Shibli gave the award lecture and address, where he spoke about his experience, as well as the work implemented by CCECS, in conceptualizing and implementing different community projects over the years, in which he bridged developmental planning with experiential learning. Shibli’s work targeted three different types of communities: internally displaced communities such as those of south Lebanon in 2006, communities in formal camps such as the Palestinian camps in Lebanon, and refugees in informal camps and tented settlements as well as collective shelters such as for Syrian refugees in Lebanon.
“This award recognizes ten years of rigorous work and commitment by CCECS in responding to some of the most pressing challenges facing vulnerable communities in Lebanon,” said Shibli. “Human rights remain the core value underlying this journey, and it is a great honor to receive the acknowledgment in the name of Dr. Fritz Redlich, an exceptional scholar and an inspirational practitioner.”
The GHATA Project
The GHATA (Arabic for “cover”) project was initially developed to address the urgent need for safe, temporary shelter for Syrian refugees living in informal tented settlements or other living conditions throughout Lebanon. GHATA structures are designed as cost-effective units; built from locally available materials; simple to assemble, disassemble, and transport; and capable of withstanding difficult weather conditions. In 2014, the project was granted a decree for using the GHATA for educational purposes. CCECS then worked on implementing the project ‘’GHATA: Bringing Education to Informal Tented Settlements.’’ The initiative aims to provide schooling for refugee children by constructing portable classrooms within their tented settlements and training qualified teams from the targeted communities to lead the educational process. Over 160 GHATA units have been installed so far in numerous informal tented settlements to serve as community schools. Key partners of the GHATA project are the Harvard Program in Refugee Trauma, Kayany Foundation, Reach Out To Asia, and Kings College London.
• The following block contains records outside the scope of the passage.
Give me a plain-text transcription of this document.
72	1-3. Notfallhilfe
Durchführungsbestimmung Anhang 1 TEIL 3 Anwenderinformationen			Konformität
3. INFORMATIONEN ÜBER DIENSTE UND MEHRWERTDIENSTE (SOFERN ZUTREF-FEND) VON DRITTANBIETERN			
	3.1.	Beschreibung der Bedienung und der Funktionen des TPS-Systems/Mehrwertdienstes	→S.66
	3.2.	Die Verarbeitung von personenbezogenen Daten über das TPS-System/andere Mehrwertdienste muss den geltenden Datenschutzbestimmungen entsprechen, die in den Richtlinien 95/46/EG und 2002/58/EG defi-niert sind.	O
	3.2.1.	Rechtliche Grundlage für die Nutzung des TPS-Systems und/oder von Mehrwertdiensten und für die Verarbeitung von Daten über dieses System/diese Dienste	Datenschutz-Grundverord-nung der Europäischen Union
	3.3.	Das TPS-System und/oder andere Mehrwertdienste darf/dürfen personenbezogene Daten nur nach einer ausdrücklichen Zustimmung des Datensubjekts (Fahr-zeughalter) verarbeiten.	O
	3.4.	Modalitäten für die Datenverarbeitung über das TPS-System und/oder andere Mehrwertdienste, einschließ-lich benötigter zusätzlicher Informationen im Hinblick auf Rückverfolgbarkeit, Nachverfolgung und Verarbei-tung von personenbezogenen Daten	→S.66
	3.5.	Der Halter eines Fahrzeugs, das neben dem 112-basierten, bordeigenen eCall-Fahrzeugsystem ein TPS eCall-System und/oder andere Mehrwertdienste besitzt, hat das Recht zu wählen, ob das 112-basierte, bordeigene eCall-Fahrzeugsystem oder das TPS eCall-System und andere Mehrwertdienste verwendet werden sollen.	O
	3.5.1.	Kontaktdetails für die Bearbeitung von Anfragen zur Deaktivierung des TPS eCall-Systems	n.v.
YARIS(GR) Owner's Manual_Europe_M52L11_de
CCECS worked with the Harvard Program in Refugee Trauma on a research project titled “GHATA: a Restorative Built Environment Impacting Refugees Mental Health in Lebanon” in Bekaa. The study aimed to assess the frequency and impact of mental health problems and trauma outcomes on children ages 12-14 attending GHATA schools versus tented schools. A group of 12 AUB student volunteers were supervised and trained to conduct interviews and collect data on the prevalence of psychological disorders among a subset of Syrian schoolchildren in Lebanon. The project began in 2016 and the first phase was concluded in October 2018.
The Center for Civic Engagement and Community Service
“In the first decade of operations, CCECS established a solid foundation to promulgate AUB’s mission of impactful engagement across campus, and is now keen to extend outreach to the wider marginalized landscapes of the region,” said Shibli.
The center’s mission is to connect the university, external partners, and underserved communities in order to facilitate change in marginalized landscapes while providing opportunities for transformative education.
In addition to the recent Professor Fritz Redlich Human Rights Award, CCECS was awarded the “most civically engaged university campus in the MENA region” by Ma'an Alliance in 2015, the MacJannet Prize for Global Citizenship from Tufts University in 2016, and the South-by-Southwest Learn by Design Honorary Award in 2018.